To address insufficient individual capability and regulatory gaps in mobile privacy and security governance, this study proposes and empirically validates a novel “community-based collaborative oversight” paradigm. We designed and deployed the CO-oPS mobile application to enable trusted social peers (e.g., family members, colleagues) to jointly audit installed apps and permission grants, fostering collective privacy stewardship. A four-cycle field experiment involving 22 communities and 101 participants, complemented by mixed-method evaluation (quantitative metrics + in-depth interviews), provides the first empirical evidence of its real-world feasibility. Key findings indicate significant improvements in transparency, perceived trust, privacy behavior awareness, and collaborative engagement; critically, digital literacy disparities emerged as a key moderating factor influencing participation in collective oversight. This work advances privacy governance theory and practice by shifting emphasis from individual accountability toward socially embedded, cooperative models.

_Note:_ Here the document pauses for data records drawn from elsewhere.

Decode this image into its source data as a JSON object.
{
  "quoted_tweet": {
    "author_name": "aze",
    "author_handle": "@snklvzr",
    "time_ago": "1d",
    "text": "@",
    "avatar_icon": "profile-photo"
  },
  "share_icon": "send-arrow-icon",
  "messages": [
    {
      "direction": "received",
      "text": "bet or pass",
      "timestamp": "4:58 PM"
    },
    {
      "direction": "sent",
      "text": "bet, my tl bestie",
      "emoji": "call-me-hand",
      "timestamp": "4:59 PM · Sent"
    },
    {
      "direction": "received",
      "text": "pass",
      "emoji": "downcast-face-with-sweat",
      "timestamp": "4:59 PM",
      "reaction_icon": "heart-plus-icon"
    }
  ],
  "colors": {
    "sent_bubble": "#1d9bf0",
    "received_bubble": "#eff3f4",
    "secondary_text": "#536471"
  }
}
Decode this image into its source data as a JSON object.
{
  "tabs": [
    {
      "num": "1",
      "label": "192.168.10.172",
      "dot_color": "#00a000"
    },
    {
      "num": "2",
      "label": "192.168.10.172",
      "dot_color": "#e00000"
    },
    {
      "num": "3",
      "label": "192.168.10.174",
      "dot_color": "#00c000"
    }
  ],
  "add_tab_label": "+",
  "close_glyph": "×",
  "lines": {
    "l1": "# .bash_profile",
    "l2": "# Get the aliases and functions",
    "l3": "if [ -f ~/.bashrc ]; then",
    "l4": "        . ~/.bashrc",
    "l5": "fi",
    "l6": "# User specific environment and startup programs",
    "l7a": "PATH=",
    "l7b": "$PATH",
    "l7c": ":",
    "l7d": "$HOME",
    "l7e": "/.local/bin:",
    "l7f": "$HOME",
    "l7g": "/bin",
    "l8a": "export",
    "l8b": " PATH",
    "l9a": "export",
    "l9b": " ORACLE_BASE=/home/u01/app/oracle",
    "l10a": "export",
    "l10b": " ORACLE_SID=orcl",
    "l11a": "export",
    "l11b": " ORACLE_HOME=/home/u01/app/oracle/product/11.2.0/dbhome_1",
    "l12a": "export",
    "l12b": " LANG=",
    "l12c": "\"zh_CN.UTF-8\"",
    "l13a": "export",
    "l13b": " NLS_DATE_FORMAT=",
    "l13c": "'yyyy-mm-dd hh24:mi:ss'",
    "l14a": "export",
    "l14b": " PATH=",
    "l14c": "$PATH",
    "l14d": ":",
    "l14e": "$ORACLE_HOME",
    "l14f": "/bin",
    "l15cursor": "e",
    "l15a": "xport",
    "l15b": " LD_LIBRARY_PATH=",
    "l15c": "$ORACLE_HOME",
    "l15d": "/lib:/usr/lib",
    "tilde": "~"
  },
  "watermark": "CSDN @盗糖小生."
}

Mobile privacy and security can be a collaborative process where individuals seek advice and help from their trusted communities. To support such collective privacy and security management, we developed a mobile app for Community Oversight of Privacy and Security ("CO-oPS") that allows community members to review one another's apps installed and permissions granted to provide feedback. We conducted a four-week-long field study with 22 communities (101 participants) of friends, families, or co-workers who installed the CO-oPS app on their phones. Measures of transparency, trust, and awareness of one another's mobile privacy and security behaviors, along with individual and community participation in mobile privacy and security co-management, increased from pre- to post-study. Interview findings confirmed that the app features supported collective considerations of apps and permissions. However, participants expressed a range of concerns regarding having community members with different levels of technical expertise and knowledge regarding mobile privacy and security that can impact motivation to participate and perform oversight. Our study demonstrates the potential and challenges of community oversight mechanisms to support communities to co-manage mobile privacy and security.